Unlocking the complexity of HIV and Mycobacterium tuberculosis coinfection

HIV and Mycobacterium tuberculosis (M. tuberculosis) coinfection increases the risk of active tuberculosis (aTB), but how HIV infection and medications contribute to drive risk remains unknown. In this issue of the JCI, Correa-Macedo and Fava et al. investigated alveolar macrophages (AMs) from people living with HIV (PLWH). To mimic the earliest event in tuberculosis (TB), the authors isolated AMs from broncheoalveolar lavage (BAL) of PLWH, healthy individuals, and healthy individuals taking antitretroviral therapy (ART) as preexposure prophylaxis (PrEP) to prevent HIV acquisition. These AMs were exposed to M. tuberculosis and epigenetic configuration, transcriptional responses, and cytokine production were assessed. M. tuberculosis–stimulated AMs from PLWH and from healthy individuals on PrEP showed blunted responses compared with healthy controls. While HIV infection is the major risk factor for TB, these findings suggest that ART may modulate AM responses and potentially contribute to residual risk of aTB in fully treated HIV.

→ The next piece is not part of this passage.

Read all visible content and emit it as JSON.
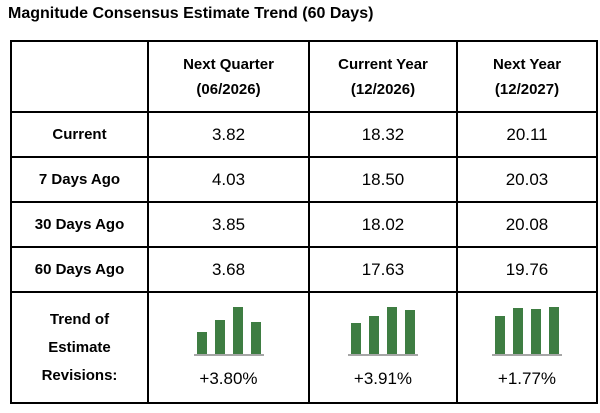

The intersecting global pandemics of HIV and tuberculosis (TB) present a formidable public health challenge. Among people living with HIV (PLWH), TB is the leading cause of death (1). The overlap of pathology caused by these two pathogens also presents scientific challenges. Coinfection increases the risk of active TB (aTB) but the molecular determinants of this synergism are unclear. Proposed mechanisms for the higher risk of aTB include depletion of CD4⁺ T cells and multiple pathways of macrophage dysfunction in progressive HIV-1 infection (2). Antiretroviral therapy (ART) ameliorates but does not eliminate the enhanced risk of aTB, but the underlying mechanisms responsible for this persistent risk remain unknown. As the TB field increasingly turns to host-directed therapeutics (HDTs), the mechanisms of immunologic susceptibility to aTB need to be precisely identified. Defining the impact of HIV-1 infection on potential therapeutic targets must be a high priority of active basic and translational research (3, 4) and a substantial portion of that effort will need to focus on the innate immune response.

In this issue of the JCI, Correa-Macedo and Fava et al. (5) interrogated the functional competence of alveolar macrophages (AMs) from PLWH. The researchers isolated AMs from broncheoalveolar lavage (BAL) and challenged them with M. tuberculosis to mimic the earliest events following pathogen encounter, a key strength of their approach. The authors showed that stimulated AMs isolated from individuals with HIV on ART have a more closed epigenetic profile as compared with healthy controls, which they link to blunted transcriptional responses and cytokine production. Of note, the authors also investigated phenotypes in HIV-seronegative individuals currently on preexposure prophylaxis (PrEP) to prevent HIV infection. Interestingly, they identify blunted epigenetic plasticity in the AMs from PrEP subjects, which were more similar to AMs from PLWH than to those from healthy controls. This work addresses important gaps in the understanding of TB-HIV coinfection and raises provocative questions about the potential role of ART itself.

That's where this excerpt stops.